Autore: Luana Luiza Bastos https://orcid.org/0000-0002-6932-0438?lang=en

Revisão: Isaac Farias Cansanção https://orcid.org/0000-0003-2125-9866, Ana Carolina Silva Bullahttps://orcid.org/0000-0003-4118-294X

As proteínas são macromoléculas biológicas, presentes em todos os seres vivos. Participam de inúmeros processos celulares e possuem diversas funções, que vão desde o transporte de pequenas moléculas até o envolvimento no processo de sinalização celular [1]. Neste contexto, o entendimento das interações proteína-proteína (IPPs) é de extrema importância, uma vez que as proteínas exercem diversas funções biológicas a partir das suas interações.

O conhecimento das IPPs possibilita o melhor entendimento dos processos bioquímicos e celulares, abre possibilidade para o desenvolvimento de fármacos e o melhor entendimento de processos patológicos. Como exemplo, podemos citar os estudos realizados a respeito do SARS-CoV-2, o vírus causador da COVID-19.

A COVID-19 é uma doença infecciosa, que foi responsável por cerca de 664.516 óbitos e mais de 30.617.786 (dados obtidos em abril de 2022) casos só no Brasil, durante a pandemia mundial que se prolonga desde o início de 2022 [2]. A partir de diversos estudos[3, 4], descobriu-se que a entrada do vírus na célula é feita principalmente por meio da ligação da proteína spike de SARS-CoV-2 com a ECA2 (enzima conversora da angiotensina 2), uma proteína transmembrana, expressa na superfície de diversas células do corpo, como o epitélio do sistema respiratório.
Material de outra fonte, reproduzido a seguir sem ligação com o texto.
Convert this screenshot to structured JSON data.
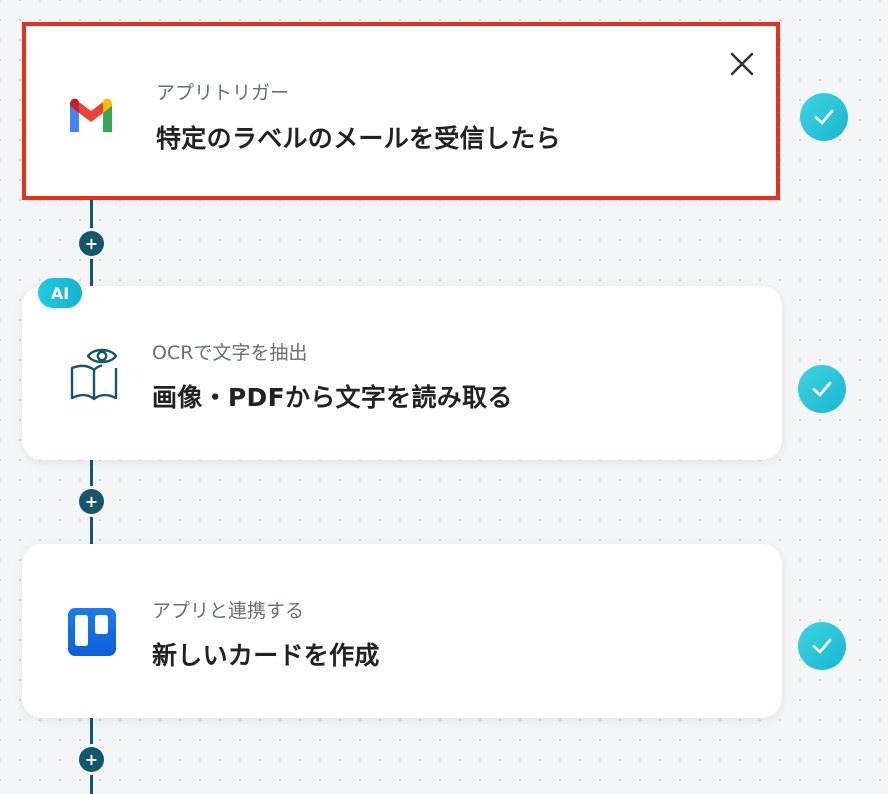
{
  "steps": [
    {
      "subtitle": "アプリトリガー",
      "title": "特定のラベルのメールを受信したら",
      "icon": "gmail-icon",
      "selected": true
    },
    {
      "badge": "AI",
      "subtitle": "OCRで文字を抽出",
      "title": "画像・PDFから文字を読み取る",
      "icon": "book-eye-icon"
    },
    {
      "subtitle": "アプリと連携する",
      "title": "新しいカードを作成",
      "icon": "trello-icon"
    }
  ],
  "add_button_symbol": "+",
  "colors": {
    "connector": "#14576b",
    "selected_outline": "#e8301e",
    "check": "#1fc3d8",
    "ai_badge": "#1ebfd6"
  }
}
Essa interação desencadeia a mudança conformacional pré/pós-fusão, responsável pela entrada do vírus na célula hospedeira (Figura 1). Com o entendimento mais detalhado das interações da proteína spike e seu domínio RGD (região da spike que interage com ECA2) com a ECA2, foi possível, por exemplo, a elaboração de vacinas que possuem anticorpos que interagem diretamente nesta região.

Figura 1. Modelo da estrutura tridimensional da ECA2 (em vermelho) ligada ao RBD da proteína spike de SARS-CoV-2 (em azul). Fonte: o próprio autor.
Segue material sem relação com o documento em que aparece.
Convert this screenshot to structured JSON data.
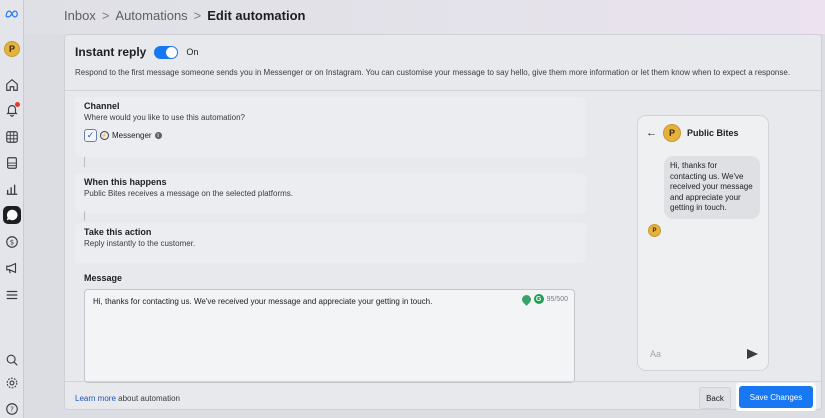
{
  "breadcrumb": {
    "inbox": "Inbox",
    "automations": "Automations",
    "current": "Edit automation",
    "separator": ">"
  },
  "rail": {
    "avatar_letter": "P",
    "icons": [
      "meta-logo-icon",
      "home-icon",
      "notifications-icon",
      "grid-icon",
      "pages-icon",
      "insights-icon",
      "inbox-icon",
      "monetization-icon",
      "ads-icon",
      "menu-icon",
      "search-icon",
      "settings-icon",
      "help-icon"
    ]
  },
  "instant_reply": {
    "title": "Instant reply",
    "toggle_label": "On",
    "toggle_on": true,
    "description": "Respond to the first message someone sends you in Messenger or on Instagram. You can customise your message to say hello, give them more information or let them know when to expect a response."
  },
  "channel": {
    "heading": "Channel",
    "subtext": "Where would you like to use this automation?",
    "option_label": "Messenger",
    "checked": true
  },
  "trigger": {
    "heading": "When this happens",
    "subtext": "Public Bites receives a message on the selected platforms."
  },
  "action": {
    "heading": "Take this action",
    "subtext": "Reply instantly to the customer."
  },
  "message": {
    "label": "Message",
    "text": "Hi, thanks for contacting us. We've received your message and appreciate your getting in touch.",
    "counter": "95/500"
  },
  "preview": {
    "page_name": "Public Bites",
    "avatar_letter": "P",
    "bubble_text": "Hi, thanks for contacting us. We've received your message and appreciate your getting in touch.",
    "input_placeholder": "Aa"
  },
  "footer": {
    "learn_link": "Learn more",
    "learn_suffix": " about automation",
    "back_label": "Back",
    "save_label": "Save Changes"
  },
  "colors": {
    "accent": "#1877f2",
    "avatar": "#e5b23f"
  }
}
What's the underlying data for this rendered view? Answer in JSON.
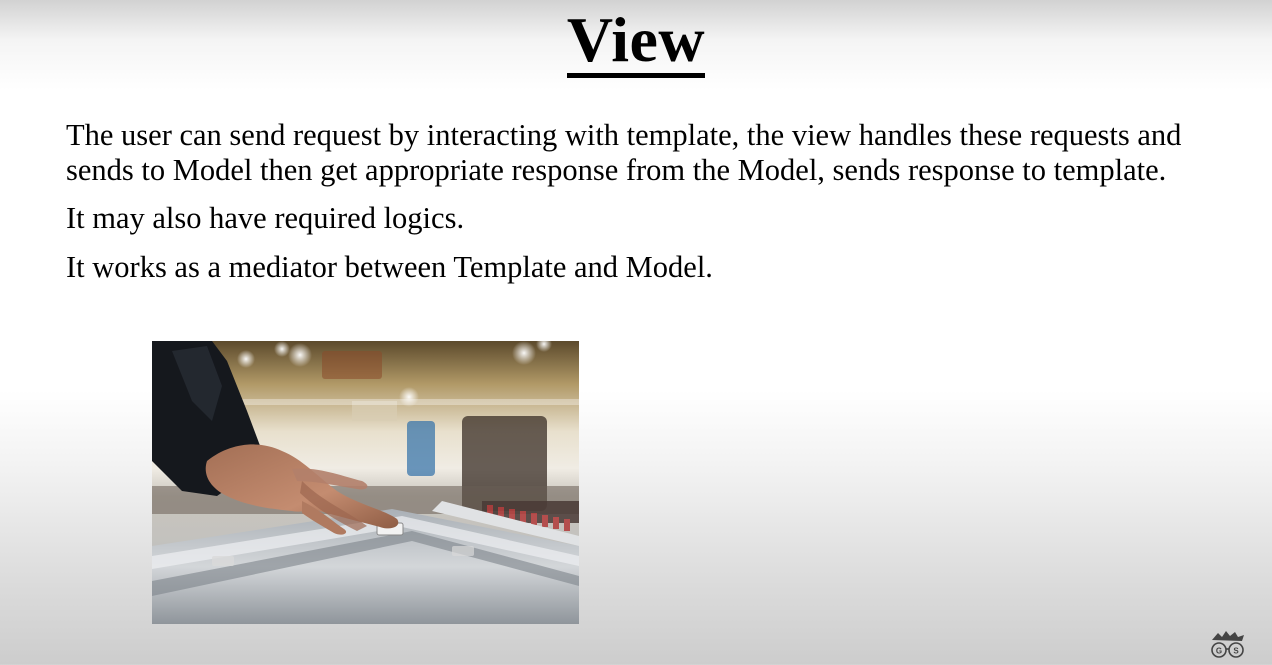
{
  "slide": {
    "title": "View",
    "paragraphs": [
      "The user can send request by interacting with template, the view handles these requests and sends to Model then get appropriate response from the Model, sends response to template.",
      "It may also have required logics.",
      "It works as a mediator between Template and Model."
    ]
  },
  "logo": {
    "text": "GS"
  },
  "icons": {
    "photo": "mixing-console-photo",
    "logo": "geeky-shows-logo-icon"
  }
}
Contudo, o conhecimento das estruturas tridimensionais dos complexos proteína-proteína, ainda é limitado. Uma vez que experimentos de bancada para obtenção de modelos tridimensionais, como a cristalografia de raio X, conta com inúmeros desafios. Principalmente relacionados ao tamanho das estruturas, uma vez que um complexo de duas proteínas ligadas tende a ser bem maior do que uma proteína ligada a uma pequena molécula, por exemplo [4]. Apesar da inovação obtida com o uso da crio-microscopia eletrônica, que possibilita a resolução de complexos proteicos maiores, o número de estruturas depositadas em bancos de dados como o PDB (Protein Data Bank)[5] e EMDB (Electron Microscopy Data Bank) [6] ainda é bem pequeno se comparado ao número de estruturas únicas .
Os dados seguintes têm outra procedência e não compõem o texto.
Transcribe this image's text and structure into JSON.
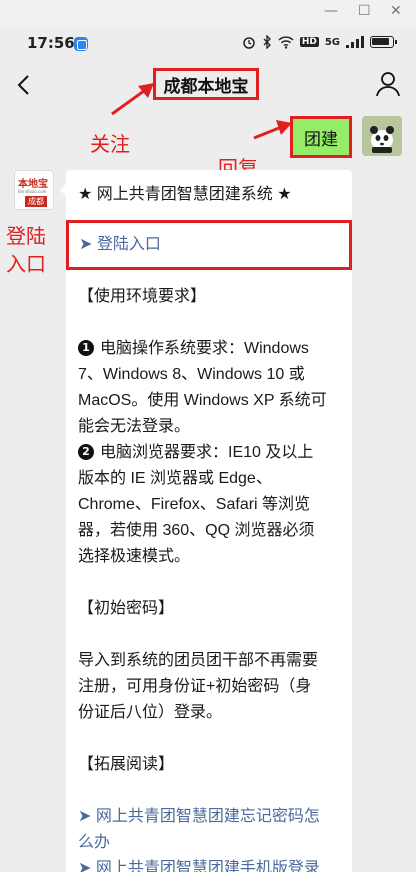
{
  "status_bar": {
    "time": "17:56",
    "icons": [
      "alarm-icon",
      "bluetooth-icon",
      "wifi-icon",
      "hd-icon",
      "signal-icon",
      "battery-icon"
    ],
    "hd_label": "HD",
    "signal_label": "5G"
  },
  "chrome": {
    "minimize": "—",
    "maximize": "☐",
    "close": "✕"
  },
  "nav": {
    "title": "成都本地宝"
  },
  "annotations": {
    "follow": "关注",
    "reply": "回复",
    "login_entry_line1": "登陆",
    "login_entry_line2": "入口"
  },
  "sent_message": {
    "text": "团建"
  },
  "bot_avatar": {
    "brand": "本地宝",
    "site": "Bendibao.com",
    "city": "成都"
  },
  "reply": {
    "header": "★ 网上共青团智慧团建系统 ★",
    "login_link": "➤ 登陆入口",
    "env_title": "【使用环境要求】",
    "os_num": "1",
    "os_lines": [
      "电脑操作系统要求：Windows",
      "7、Windows 8、Windows 10 或",
      "MacOS。使用 Windows XP 系统可",
      "能会无法登录。"
    ],
    "browser_num": "2",
    "browser_lines": [
      "电脑浏览器要求：IE10 及以上",
      "版本的 IE 浏览器或 Edge、",
      "Chrome、Firefox、Safari 等浏览",
      "器，若使用 360、QQ 浏览器必须",
      "选择极速模式。"
    ],
    "pwd_title": "【初始密码】",
    "pwd_lines": [
      "导入到系统的团员团干部不再需要",
      "注册，可用身份证+初始密码（身",
      "份证后八位）登录。"
    ],
    "ext_title": "【拓展阅读】",
    "ext_link1_line1": "➤ 网上共青团智慧团建忘记密码怎",
    "ext_link1_line2": "么办",
    "ext_link2": "➤ 网上共青团智慧团建手机版登录"
  }
}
Como alternativa a essa quantidade ainda reduzida de interfaces IPPs experimentalmente resolvidas, temos as metodologias computacionais, como a ancoragem (ou docking) proteína-proteína. Os primeiros ensaios computacionais de ancoragem de duas proteínas datam de 1978 e foram realizados por S.J. Wodak e J. Janin [7], utilizando modelos de baixa resolução (em uma escala de resíduos de aminoácidos). Desde então, inúmeras ferramentas e metodologias têm sido desenvolvidas, a fim de melhorar a qualidade e precisão dos experimentos realizados.

O experimento computacional consiste em gerar um grande número de poses para encontrar a orientação preferencial de duas proteínas, com base no menor índice de energia livre. Para entender melhor como esse procedimento funciona, vamos relembrar o conceito de energia livre de Gibbs (ΔG). Basicamente, a energia livre é definida como a diferença entre a entropia e a entalpia multiplicada pela temperatura. Sendo assim, o ΔG corresponde a energia que “sobra” após uma reação química. Logo, uma reação só é espontânea se a energia livre for menor do que zero. Na ancoragem, o algoritmo vai buscar na interface de ambas as proteínas o local de ligação com o menor índice de energia livre. Quanto menor o ΔG, teoricamente, mais estável e firmemente ligadas estarão as duas proteínas [8].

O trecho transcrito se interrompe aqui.